そういう中での事業性が確保できると言うところで・・・
町中で、中心市街地で、町並みにも少しは配慮をした・・・そして、シンボルツリーであるクスノキを残すんだとか、緑を残すだとか、自然に配慮をするだとか・・・
それから、一番初めに申しました、コミュニティの芽を少し撒いて・・「隣は何をする人ぞ」じゃない建物を造るお手伝いをして、静かに現場を去る事が出来る、そんなロマンを夢見てトライをいたしました、我が社としては初めての“つくば方式”。コーポラティブとしては二例目で有ります。

皆さん、つたない進行でありましたけれども、松岡さんのお助けの基、何とか三回目までたどり着きました。
この「センテナリオ物語」、その1、その2、その3は、我が社のホームページでWeb放送、Webラジオとして聞ける様になっておりますので、繰り返し聞いてくいただける方が有りましたら、ご紹介頂けるとうれしいです。
と言うことで、後まだまだ続きますけれども、これで一旦「センテナリオ物語その3」を閉じたいとおもいます。
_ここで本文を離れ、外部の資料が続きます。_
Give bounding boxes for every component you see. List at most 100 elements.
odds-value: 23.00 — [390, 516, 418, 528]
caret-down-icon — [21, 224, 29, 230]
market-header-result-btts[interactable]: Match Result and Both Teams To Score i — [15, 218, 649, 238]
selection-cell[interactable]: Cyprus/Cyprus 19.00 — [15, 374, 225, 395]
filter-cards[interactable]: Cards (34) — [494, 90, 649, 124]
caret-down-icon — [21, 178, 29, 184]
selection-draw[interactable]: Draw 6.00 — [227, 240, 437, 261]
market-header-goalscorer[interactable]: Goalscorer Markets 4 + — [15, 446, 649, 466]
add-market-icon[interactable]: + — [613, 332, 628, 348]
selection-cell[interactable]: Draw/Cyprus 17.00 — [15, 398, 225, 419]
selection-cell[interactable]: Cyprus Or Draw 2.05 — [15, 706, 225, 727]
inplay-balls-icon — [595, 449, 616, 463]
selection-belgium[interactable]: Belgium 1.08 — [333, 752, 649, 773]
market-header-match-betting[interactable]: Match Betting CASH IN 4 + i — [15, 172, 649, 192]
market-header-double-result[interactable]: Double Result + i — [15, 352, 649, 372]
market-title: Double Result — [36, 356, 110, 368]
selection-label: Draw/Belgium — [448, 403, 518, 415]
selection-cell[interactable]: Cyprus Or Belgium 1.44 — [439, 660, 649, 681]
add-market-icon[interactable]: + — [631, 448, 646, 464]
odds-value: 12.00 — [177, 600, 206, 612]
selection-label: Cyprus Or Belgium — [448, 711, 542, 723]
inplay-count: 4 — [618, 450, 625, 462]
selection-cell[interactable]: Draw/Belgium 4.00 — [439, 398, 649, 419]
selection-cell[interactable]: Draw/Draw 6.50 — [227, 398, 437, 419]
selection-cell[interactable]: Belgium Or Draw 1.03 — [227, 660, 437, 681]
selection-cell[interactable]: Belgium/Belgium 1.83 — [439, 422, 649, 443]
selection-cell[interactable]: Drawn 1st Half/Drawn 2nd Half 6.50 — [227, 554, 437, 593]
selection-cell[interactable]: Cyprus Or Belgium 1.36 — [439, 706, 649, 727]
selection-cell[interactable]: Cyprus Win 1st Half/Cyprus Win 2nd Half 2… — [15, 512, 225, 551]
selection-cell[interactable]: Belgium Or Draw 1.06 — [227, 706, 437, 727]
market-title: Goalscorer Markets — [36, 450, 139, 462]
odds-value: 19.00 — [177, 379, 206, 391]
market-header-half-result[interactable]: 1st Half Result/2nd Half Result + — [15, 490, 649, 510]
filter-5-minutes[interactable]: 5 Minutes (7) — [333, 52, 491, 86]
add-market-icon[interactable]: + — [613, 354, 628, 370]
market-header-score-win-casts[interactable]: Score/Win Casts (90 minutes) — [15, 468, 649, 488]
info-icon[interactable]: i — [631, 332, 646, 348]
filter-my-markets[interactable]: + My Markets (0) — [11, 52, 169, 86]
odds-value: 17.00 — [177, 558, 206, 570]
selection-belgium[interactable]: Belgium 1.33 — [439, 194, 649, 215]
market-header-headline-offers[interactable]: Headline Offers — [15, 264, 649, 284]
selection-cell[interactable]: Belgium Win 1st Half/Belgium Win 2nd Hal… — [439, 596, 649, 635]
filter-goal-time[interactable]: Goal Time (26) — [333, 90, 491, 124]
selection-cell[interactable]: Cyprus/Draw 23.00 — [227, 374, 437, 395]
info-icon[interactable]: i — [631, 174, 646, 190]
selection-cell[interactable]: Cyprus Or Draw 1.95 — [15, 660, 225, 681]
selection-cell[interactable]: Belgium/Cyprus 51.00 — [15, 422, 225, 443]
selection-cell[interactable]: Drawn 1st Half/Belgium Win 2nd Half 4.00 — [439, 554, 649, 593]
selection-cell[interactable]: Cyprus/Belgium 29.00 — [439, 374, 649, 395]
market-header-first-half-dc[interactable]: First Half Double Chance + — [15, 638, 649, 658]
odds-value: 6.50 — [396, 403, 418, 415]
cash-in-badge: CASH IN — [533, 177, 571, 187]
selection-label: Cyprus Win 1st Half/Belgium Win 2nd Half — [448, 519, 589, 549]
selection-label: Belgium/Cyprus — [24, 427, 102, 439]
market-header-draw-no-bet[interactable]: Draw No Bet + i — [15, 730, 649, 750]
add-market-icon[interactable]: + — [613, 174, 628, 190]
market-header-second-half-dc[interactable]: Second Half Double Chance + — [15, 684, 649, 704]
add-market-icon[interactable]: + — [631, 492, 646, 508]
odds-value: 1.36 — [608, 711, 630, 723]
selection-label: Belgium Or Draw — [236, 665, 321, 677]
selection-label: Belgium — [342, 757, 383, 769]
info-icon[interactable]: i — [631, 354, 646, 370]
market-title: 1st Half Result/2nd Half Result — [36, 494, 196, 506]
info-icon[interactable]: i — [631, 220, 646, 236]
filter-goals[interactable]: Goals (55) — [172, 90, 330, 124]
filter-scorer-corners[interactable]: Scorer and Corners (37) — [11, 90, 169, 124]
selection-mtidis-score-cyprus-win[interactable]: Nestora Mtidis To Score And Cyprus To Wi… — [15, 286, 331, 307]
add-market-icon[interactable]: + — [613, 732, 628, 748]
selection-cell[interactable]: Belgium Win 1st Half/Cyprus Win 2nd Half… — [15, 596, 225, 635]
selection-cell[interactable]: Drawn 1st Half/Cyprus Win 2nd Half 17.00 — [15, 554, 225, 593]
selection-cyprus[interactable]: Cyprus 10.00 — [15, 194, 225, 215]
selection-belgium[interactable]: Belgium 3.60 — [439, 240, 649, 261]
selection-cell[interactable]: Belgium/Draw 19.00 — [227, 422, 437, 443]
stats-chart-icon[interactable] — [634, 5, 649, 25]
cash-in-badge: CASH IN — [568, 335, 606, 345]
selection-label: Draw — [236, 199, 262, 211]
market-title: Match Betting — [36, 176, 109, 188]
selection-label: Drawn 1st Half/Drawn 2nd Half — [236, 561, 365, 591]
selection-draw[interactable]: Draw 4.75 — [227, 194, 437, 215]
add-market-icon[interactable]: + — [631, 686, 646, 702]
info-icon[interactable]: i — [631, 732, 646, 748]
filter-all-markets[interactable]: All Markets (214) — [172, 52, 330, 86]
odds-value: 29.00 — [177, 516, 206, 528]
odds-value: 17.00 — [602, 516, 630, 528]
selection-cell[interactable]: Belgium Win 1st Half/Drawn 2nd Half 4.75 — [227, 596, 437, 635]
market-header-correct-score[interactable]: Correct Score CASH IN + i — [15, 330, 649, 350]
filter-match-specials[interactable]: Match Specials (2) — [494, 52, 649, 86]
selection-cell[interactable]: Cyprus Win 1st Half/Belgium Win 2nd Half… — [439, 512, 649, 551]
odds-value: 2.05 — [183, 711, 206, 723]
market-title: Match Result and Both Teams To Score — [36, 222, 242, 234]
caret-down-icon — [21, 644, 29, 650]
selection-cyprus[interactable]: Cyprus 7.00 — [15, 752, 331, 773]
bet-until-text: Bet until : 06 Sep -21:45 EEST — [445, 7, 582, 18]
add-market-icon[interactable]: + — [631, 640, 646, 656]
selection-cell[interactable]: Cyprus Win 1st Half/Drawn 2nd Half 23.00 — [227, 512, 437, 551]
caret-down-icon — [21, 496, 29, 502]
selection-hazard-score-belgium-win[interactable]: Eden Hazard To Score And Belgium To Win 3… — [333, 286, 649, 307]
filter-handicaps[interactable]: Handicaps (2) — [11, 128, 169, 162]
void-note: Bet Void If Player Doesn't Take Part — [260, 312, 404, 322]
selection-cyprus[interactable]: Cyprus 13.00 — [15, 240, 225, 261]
松岡さん、それから奧野所長、初めての経験でビックリしたでしょうけど・・・
奥: 緊張しました。
絹: 又、おもしろい仕事したら、出て来て下さいね。
奥: 判りました。
松: 楽しみにお待ちしております。
奥: はい。頑張ります。
絹: それでは皆さん、さようなら。
松: さよなら。
奥: ありがとうございました。